La patrimoniale rientra nel dibattito sulla manovra. L'emendamento di Nicola Fratoianni (Leu) e Matteo Orfini (Pd), presentato in commissione Bilancio alla Camera, è stato riammesso all'esame dopo il ricorso dei firmatari contro l'esclusione dovuta a mancanza di coperture. Potrà dunque essere votato, vista «la difficoltà di effettuare una puntuale stima degli effetti di gettito», spiega la presidenza della commissione. La proposta prevede di sostituire Imu e imposta di bollo sui conti correnti con un'imposta patrimoniale (0,2% tra 500mila euro e un milione, 0,5% tra 1 e 5 milioni, 1% tra i 5 e i 50 e il 2% oltre i 50 milioni di euro).

L'esecutivo è corso subito a gettare acqua sul fuoco. La patrimoniale «non è nel programma del governo, né per gli immobili né per i patrimoni», ha ribadito il viceministro dell'Economia, Antonio Misiani. L'opposizione ha fatto di più. In commissione è stato ammesso l'emendamento di Sestino Giacomoni (Fi) che prevede la flat tax al 15% per tutti i redditi familiari al netto di deduzioni fiscali da 3mila euro in base al reddito. Da 0 a 35mila euro la deduzione è per tutti i membri del nucleo familiare; da 35mila a 50mila euro di reddito ne hanno diritto solo i carichi familiari; mentre a partire da 50mila euro si applica solo l'aliquota. «Patrimoniale contro flat tax: sta qui la diversità antropologica che ci divide dalla sinistra», ha chiosato Giacomoni. Ma il Pd, purtroppo, ha intenzione di proporre una riforma fiscale basata sul modello tedesco. «La tassazione aumenta con una progressività continua in base al reddito, da 0 fino al 44%», ha spiegato il responsabile economico Pd, Emanuele Felice, illustrando il paradigma di microvariazioni delle aliquote che piace al ministro dell'Economia Gualtieri.

Eppure, il fisco è già pesante. L'Italia è al quinto posto tra i Paesi industrializzati per l'incidenza della tassazione come emerge dal rapporto Revenue Statistics dell'Ocse. Nel 2019 la pressione fiscale si è attestata al 42,4% del Pil, in aumento dal 41,9% dell'anno precedente e contro una media Ocse del 33,8%. L'Italia, da settima nel 2018, è avanzata di due posizioni, restando dietro solo alla Danimarca (46,3%), Francia (45,4%), Svezia e Belgio (entrambi al 42,9%), tutti Paesi in cui la qualità dei servizi pubblici è, però, superiore.
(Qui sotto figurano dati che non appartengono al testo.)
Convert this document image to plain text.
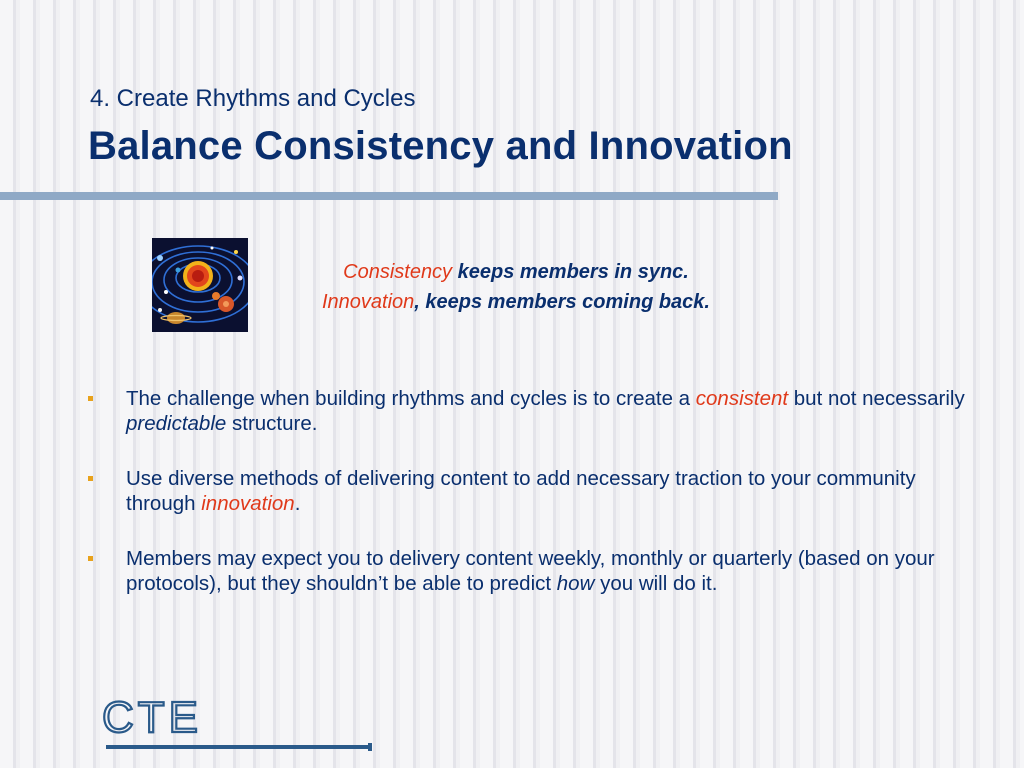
4. Create Rhythms and Cycles
Balance Consistency and Innovation
Consistency keeps members in sync.
Innovation, keeps members coming back.
The challenge when building rhythms and cycles is to create a consistent but not necessarily predictable structure.
Use diverse methods of delivering content to add necessary traction to your community through innovation.
Members may expect you to delivery content weekly, monthly or quarterly (based on your protocols), but they shouldn’t be able to predict how you will do it.
CTE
E come se non bastasse, l'Istat ha rivisto al ribasso le stime del Pil di 0,6 punti percentuali per 2020 e 2021, tagliandole rispettivamente al -8,9% e al +4.

Anche per questo motivo il presidente di Confindustria, Carlo Bonomi, ha rinnovato le proprie critiche alla politica economica del governo.

La statalizzazione dell'economia «purtroppo è quello che sta succedendo», criticando l'ingresso nell'Ilva, già costata «migliaia di miliardi di vecchie lire ai contribuenti per tenere in piedi un carrozzone». Bonomi è sconsolato. «È un Paese che non ha metodo, che tenta di affrontare un'occasione storica come il Recovery Fund, senza ascoltare nessuno, eppure la ripresa di questo Paese passerà dalle imprese».